In a briefing, World Bank Group President David Malpass expressed concern that countries have imposed quotas, high import tariffs, high export tariffs and bans export amid the ongoing pandemic and war in Eastern Europe.
Malpass said the World Bank provides $17 billion a year to boost food security. But the international community, he said, should step up its efforts.
“Countries must act now to encourage the production of food, energy and fertilizer. The production line needs all three. It is vital for countries, both advanced and developing, to lower their trade barriers,” said Malpass.
Malpass said the World Bank Group board will discuss a 15-month crisis response of about $170 billion. The answer will cover the period from April 2022 to June 2023.
The bank plans to commit $50 billion of that amount over the next three months. This will also be complemented by the $93 billion that the International Development Association (IDA) will begin disbursing to the poorest countries by July 1.
Malpass also said the World Bank Group had increased its climate financing and technical support to more than $26 billion in fiscal year 2021, the highest in the institution’s history.
Debts and inflation
Apart from these, Malpass said, another major concern is the growing debt of countries and the rapid increase in inflation in many countries.
He said 60% of low-income countries are in debt distress or at high risk. At a recent meeting, Malpass said, suggestions on how to expand the common framework were made.
These suggestions included, among others, suspending debt service and penalty interest payments as well as expanding eligibility under the Common Framework.
The Common Framework was created by the World Bank Group and the International Monetary Fund (IMF) and “provides a structure to guide eligible countries’ debt treatment agreements”.
A World Bank document said: “It aims to provide debt treatments – including deep debt reductions if needed – to eligible countries under the DSSI (Debt Service Suspension Initiative) “.
On inflation, Malpass called on central banks to use other monetary policy tools at their disposal to fight inflation.

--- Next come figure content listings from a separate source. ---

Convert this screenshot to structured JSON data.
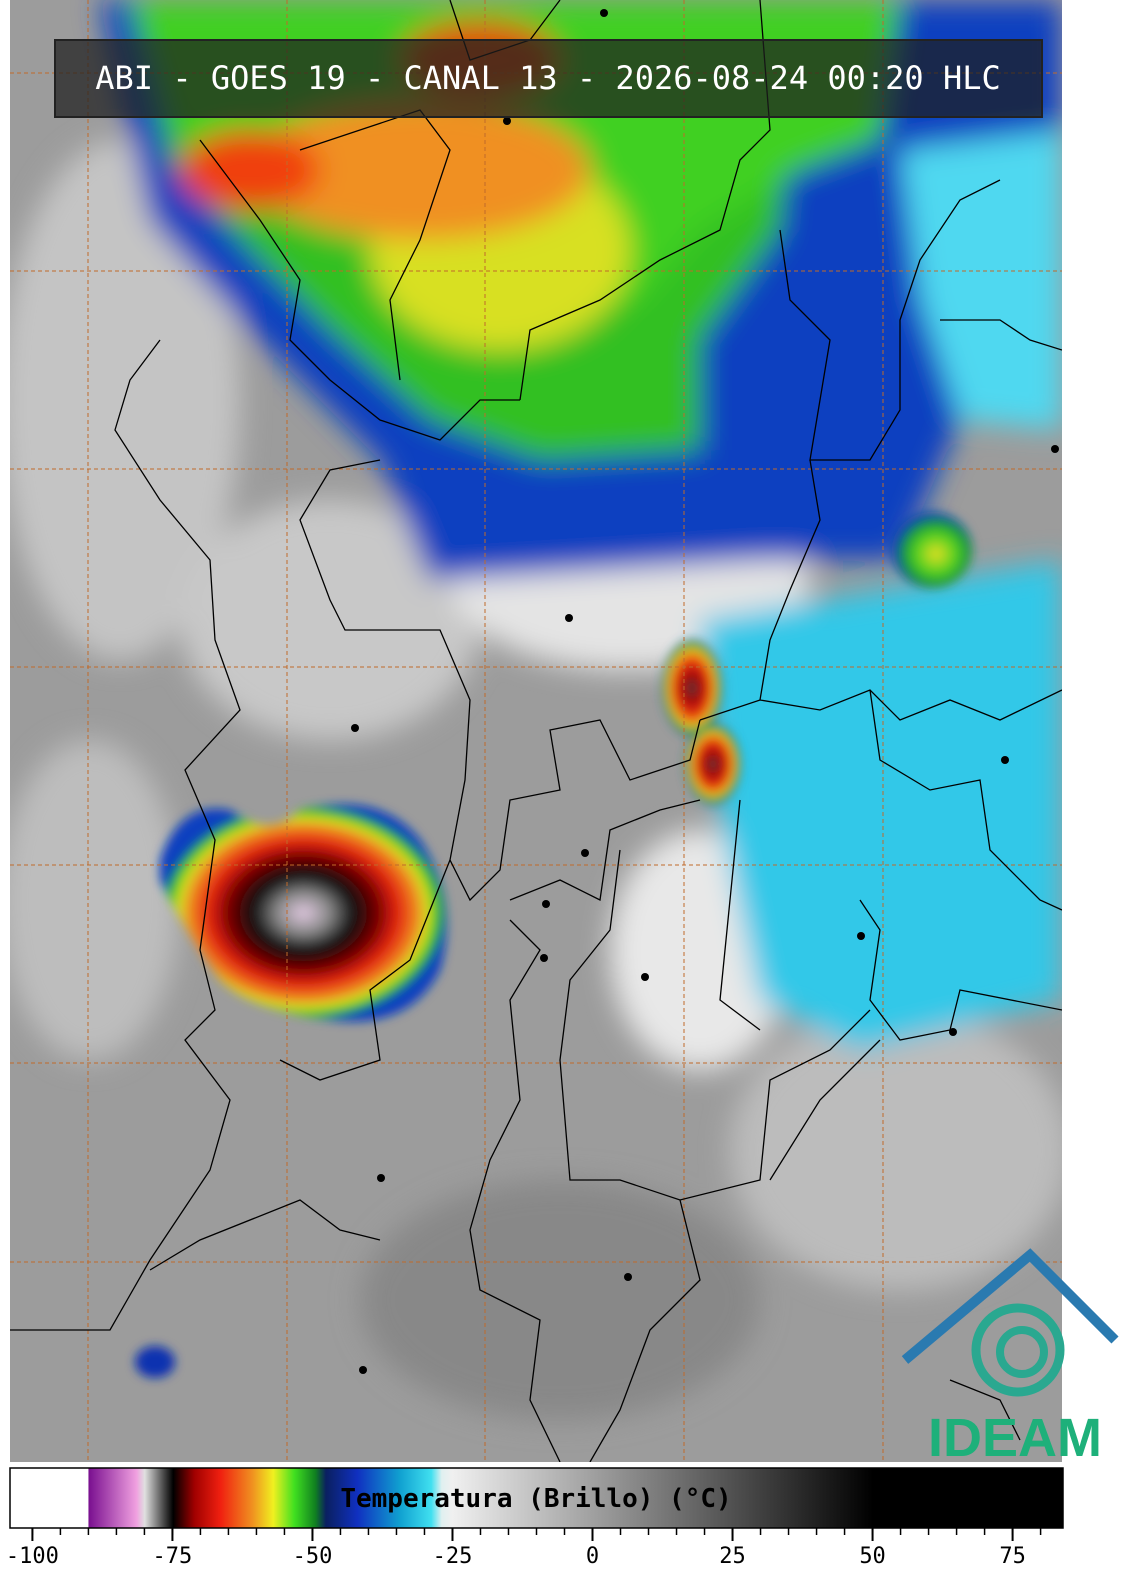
{
  "title": "ABI - GOES 19 - CANAL 13 - 2026-08-24 00:20 HLC",
  "colorbar": {
    "label": "Temperatura (Brillo) (°C)",
    "lim": [
      -104,
      84
    ],
    "ticks": [
      -100,
      -75,
      -50,
      -25,
      0,
      25,
      50,
      75
    ]
  },
  "logo": {
    "text": "IDEAM"
  }
}
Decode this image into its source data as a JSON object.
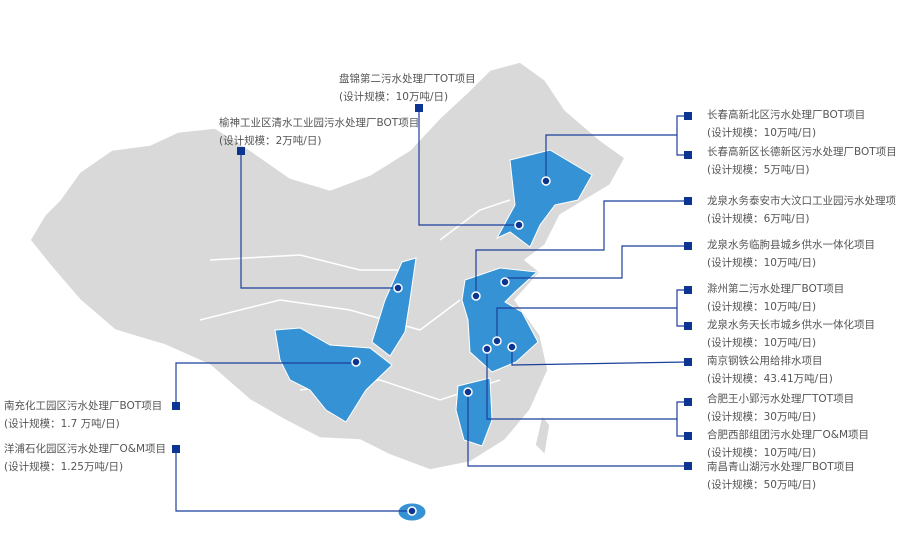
{
  "colors": {
    "land": "#d9d9d9",
    "highlight": "#3592d4",
    "line": "#1b3f9a",
    "marker": "#0c3591"
  },
  "projects": [
    {
      "name": "长春高新北区污水处理厂BOT项目",
      "scale": "(设计规模：10万吨/日)"
    },
    {
      "name": "长春高新区长德新区污水处理厂BOT项目",
      "scale": "(设计规模：5万吨/日)"
    },
    {
      "name": "龙泉水务泰安市大汶口工业园污水处理项",
      "scale": "(设计规模：6万吨/日)"
    },
    {
      "name": "龙泉水务临朐县城乡供水一体化项目",
      "scale": "(设计规模：10万吨/日)"
    },
    {
      "name": "滁州第二污水处理厂BOT项目",
      "scale": "(设计规模：10万吨/日)"
    },
    {
      "name": "龙泉水务天长市城乡供水一体化项目",
      "scale": "(设计规模：10万吨/日)"
    },
    {
      "name": "南京钢铁公用给排水项目",
      "scale": "(设计规模：43.41万吨/日)"
    },
    {
      "name": "合肥王小郢污水处理厂TOT项目",
      "scale": "(设计规模：30万吨/日)"
    },
    {
      "name": "合肥西部组团污水处理厂O&M项目",
      "scale": "(设计规模：10万吨/日)"
    },
    {
      "name": "南昌青山湖污水处理厂BOT项目",
      "scale": "(设计规模：50万吨/日)"
    },
    {
      "name": "盘锦第二污水处理厂TOT项目",
      "scale": "(设计规模：10万吨/日)"
    },
    {
      "name": "榆神工业区清水工业园污水处理厂BOT项目",
      "scale": "(设计规模：2万吨/日)"
    },
    {
      "name": "南充化工园区污水处理厂BOT项目",
      "scale": "(设计规模：1.7 万吨/日)"
    },
    {
      "name": "洋浦石化园区污水处理厂O&M项目",
      "scale": "(设计规模：1.25万吨/日)"
    }
  ]
}
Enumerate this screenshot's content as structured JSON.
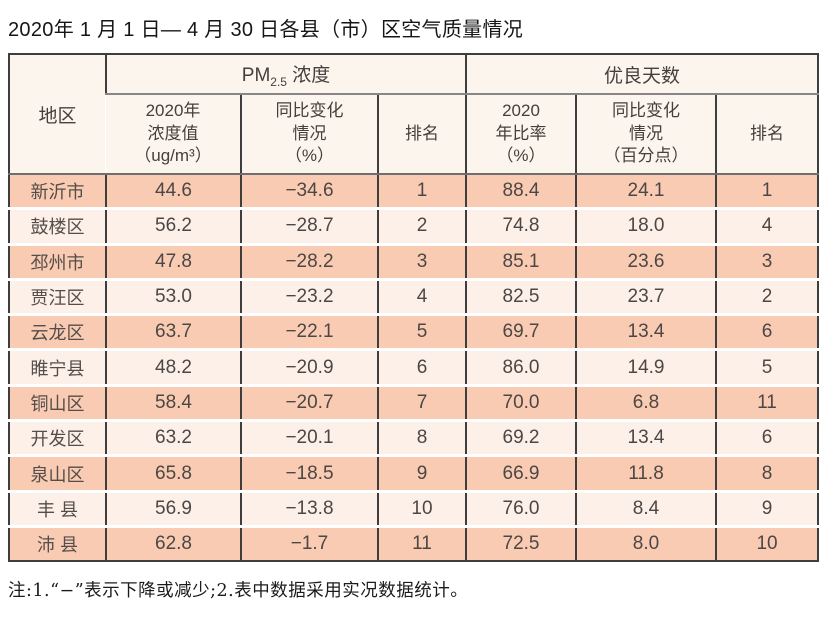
{
  "colors": {
    "stripe_row_bg": "#f9cbb3",
    "light_row_bg": "#fdf0e9",
    "header_bg": "#fcf5ee",
    "border_dark": "#3e3e3e",
    "header_separator_gray": "#878787",
    "text_dark": "#4c4745"
  },
  "chart_data": {
    "type": "table",
    "title": "2020年 1 月 1 日— 4 月 30 日各县（市）区空气质量情况",
    "note": "注:1.“−”表示下降或减少;2.表中数据采用实况数据统计。",
    "column_groups": {
      "pm_prefix": "PM",
      "pm_sub": "2.5",
      "pm_suffix": " 浓度",
      "days": "优良天数"
    },
    "headers": {
      "region": "地区",
      "pm_value": "2020年\n浓度值\n（ug/m³）",
      "pm_change": "同比变化\n情况\n（%）",
      "pm_rank": "排名",
      "days_ratio": "2020\n年比率\n（%）",
      "days_change": "同比变化\n情况\n（百分点）",
      "days_rank": "排名"
    },
    "rows": [
      {
        "region": "新沂市",
        "pm_value": "44.6",
        "pm_change": "−34.6",
        "pm_rank": "1",
        "days_ratio": "88.4",
        "days_change": "24.1",
        "days_rank": "1"
      },
      {
        "region": "鼓楼区",
        "pm_value": "56.2",
        "pm_change": "−28.7",
        "pm_rank": "2",
        "days_ratio": "74.8",
        "days_change": "18.0",
        "days_rank": "4"
      },
      {
        "region": "邳州市",
        "pm_value": "47.8",
        "pm_change": "−28.2",
        "pm_rank": "3",
        "days_ratio": "85.1",
        "days_change": "23.6",
        "days_rank": "3"
      },
      {
        "region": "贾汪区",
        "pm_value": "53.0",
        "pm_change": "−23.2",
        "pm_rank": "4",
        "days_ratio": "82.5",
        "days_change": "23.7",
        "days_rank": "2"
      },
      {
        "region": "云龙区",
        "pm_value": "63.7",
        "pm_change": "−22.1",
        "pm_rank": "5",
        "days_ratio": "69.7",
        "days_change": "13.4",
        "days_rank": "6"
      },
      {
        "region": "睢宁县",
        "pm_value": "48.2",
        "pm_change": "−20.9",
        "pm_rank": "6",
        "days_ratio": "86.0",
        "days_change": "14.9",
        "days_rank": "5"
      },
      {
        "region": "铜山区",
        "pm_value": "58.4",
        "pm_change": "−20.7",
        "pm_rank": "7",
        "days_ratio": "70.0",
        "days_change": "6.8",
        "days_rank": "11"
      },
      {
        "region": "开发区",
        "pm_value": "63.2",
        "pm_change": "−20.1",
        "pm_rank": "8",
        "days_ratio": "69.2",
        "days_change": "13.4",
        "days_rank": "6"
      },
      {
        "region": "泉山区",
        "pm_value": "65.8",
        "pm_change": "−18.5",
        "pm_rank": "9",
        "days_ratio": "66.9",
        "days_change": "11.8",
        "days_rank": "8"
      },
      {
        "region": "丰 县",
        "pm_value": "56.9",
        "pm_change": "−13.8",
        "pm_rank": "10",
        "days_ratio": "76.0",
        "days_change": "8.4",
        "days_rank": "9"
      },
      {
        "region": "沛 县",
        "pm_value": "62.8",
        "pm_change": "−1.7",
        "pm_rank": "11",
        "days_ratio": "72.5",
        "days_change": "8.0",
        "days_rank": "10"
      }
    ]
  }
}
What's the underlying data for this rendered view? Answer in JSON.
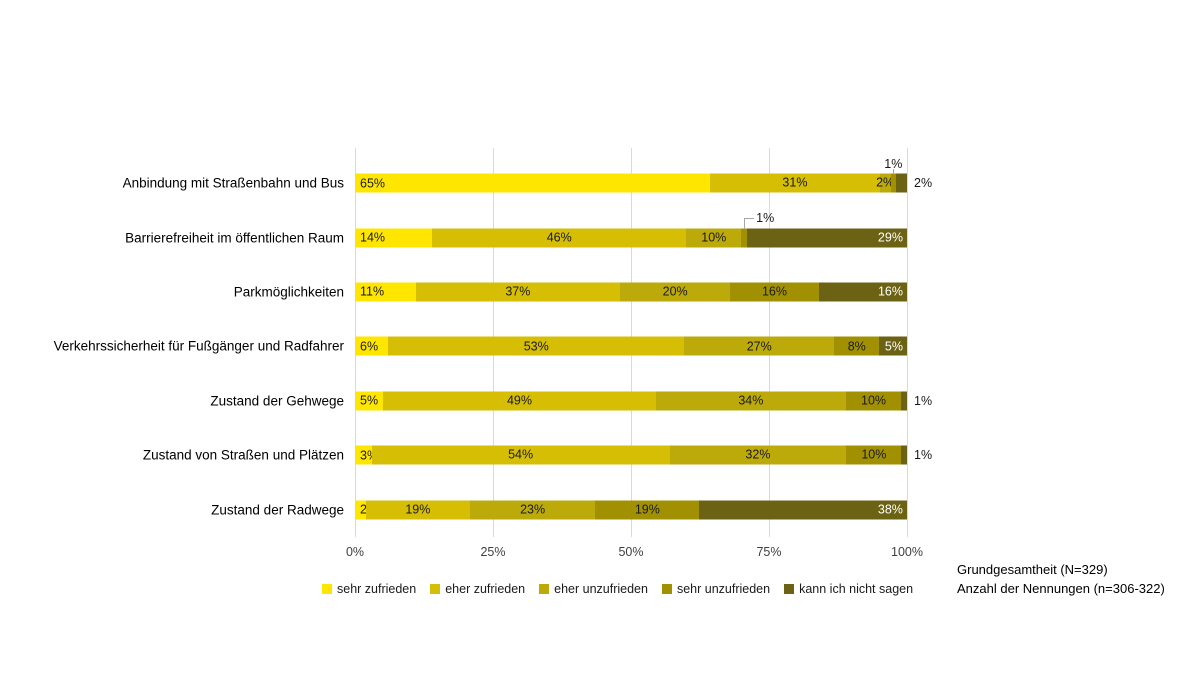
{
  "chart_data": {
    "type": "bar",
    "orientation": "horizontal",
    "stacked": true,
    "title": "",
    "xlabel": "",
    "ylabel": "",
    "xlim": [
      0,
      100
    ],
    "x_ticks": [
      "0%",
      "25%",
      "50%",
      "75%",
      "100%"
    ],
    "grid": "vertical-light-gray",
    "legend_position": "bottom",
    "legend": [
      {
        "label": "sehr zufrieden",
        "color": "#FFE600"
      },
      {
        "label": "eher zufrieden",
        "color": "#D6BE04"
      },
      {
        "label": "eher unzufrieden",
        "color": "#BCAA0B"
      },
      {
        "label": "sehr unzufrieden",
        "color": "#A19102"
      },
      {
        "label": "kann ich nicht sagen",
        "color": "#6B6214"
      }
    ],
    "rows": [
      {
        "category": "Anbindung mit Straßenbahn und Bus",
        "values": [
          65,
          31,
          2,
          1,
          2
        ],
        "labels": [
          "65%",
          "31%",
          "2%",
          "1%",
          "2%"
        ],
        "label_modes": [
          "base",
          "center",
          "center",
          "above",
          "outside"
        ]
      },
      {
        "category": "Barrierefreiheit im öffentlichen Raum",
        "values": [
          14,
          46,
          10,
          1,
          29
        ],
        "labels": [
          "14%",
          "46%",
          "10%",
          "1%",
          "29%"
        ],
        "label_modes": [
          "base",
          "center",
          "center",
          "callout",
          "inside-end"
        ]
      },
      {
        "category": "Parkmöglichkeiten",
        "values": [
          11,
          37,
          20,
          16,
          16
        ],
        "labels": [
          "11%",
          "37%",
          "20%",
          "16%",
          "16%"
        ],
        "label_modes": [
          "base",
          "center",
          "center",
          "center",
          "inside-end"
        ]
      },
      {
        "category": "Verkehrssicherheit für Fußgänger und Radfahrer",
        "values": [
          6,
          53,
          27,
          8,
          5
        ],
        "labels": [
          "6%",
          "53%",
          "27%",
          "8%",
          "5%"
        ],
        "label_modes": [
          "base",
          "center",
          "center",
          "center",
          "inside-end"
        ]
      },
      {
        "category": "Zustand der Gehwege",
        "values": [
          5,
          49,
          34,
          10,
          1
        ],
        "labels": [
          "5%",
          "49%",
          "34%",
          "10%",
          "1%"
        ],
        "label_modes": [
          "base",
          "center",
          "center",
          "center",
          "outside"
        ]
      },
      {
        "category": "Zustand von Straßen und Plätzen",
        "values": [
          3,
          54,
          32,
          10,
          1
        ],
        "labels": [
          "3%",
          "54%",
          "32%",
          "10%",
          "1%"
        ],
        "label_modes": [
          "base",
          "center",
          "center",
          "center",
          "outside"
        ]
      },
      {
        "category": "Zustand der Radwege",
        "values": [
          2,
          19,
          23,
          19,
          38
        ],
        "labels": [
          "2%",
          "19%",
          "23%",
          "19%",
          "38%"
        ],
        "label_modes": [
          "base",
          "center",
          "center",
          "center",
          "inside-end"
        ]
      }
    ]
  },
  "footnotes": [
    "Grundgesamtheit (N=329)",
    "Anzahl der Nennungen (n=306-322)"
  ]
}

These tools, he said, should not be limited to adjusting interest rates.
Malpass said some of these tools include shortening their portfolio duration; encourage supply through their regulatory policies; and provide forward-looking guidance that promotes monetary stability.
“Central banks need to use more tools under current policies. The inequality gap has widened dramatically, with wealth and income becoming concentrated in narrow segments of the world’s population. Interest rate hikes, if that is the primary tool, will add to the inequality challenge the world faces,” Malpass said.
Earlier, World Bank economists warned countries against imposing price controls and restrictions on food exports to stop rising domestic food prices.
In a blog post, World Bank economists Clemens Graf von Luckner and Kathryn Holston and World Bank Group Senior Vice President and Chief Economist Carmen Reinhart said food prices had risen since the start of the pandemic.
Economists have also sounded the alarm that the Ukraine-Russia war, the first war in Europe since 1945, has also contributed to rising food prices. Some countries have experienced an increase in food inflation above 4%.
Economists said the 2008 food crisis was made worse by restrictions imposed by a third of all emerging market and developing countries (EMDEs).
However, from the pandemic until the start of the Russian-Ukrainian war, the EMDEs implemented these policies. One caveat, economists said, is the difficulty of removing those policies that could lead to greater economic “distortions.”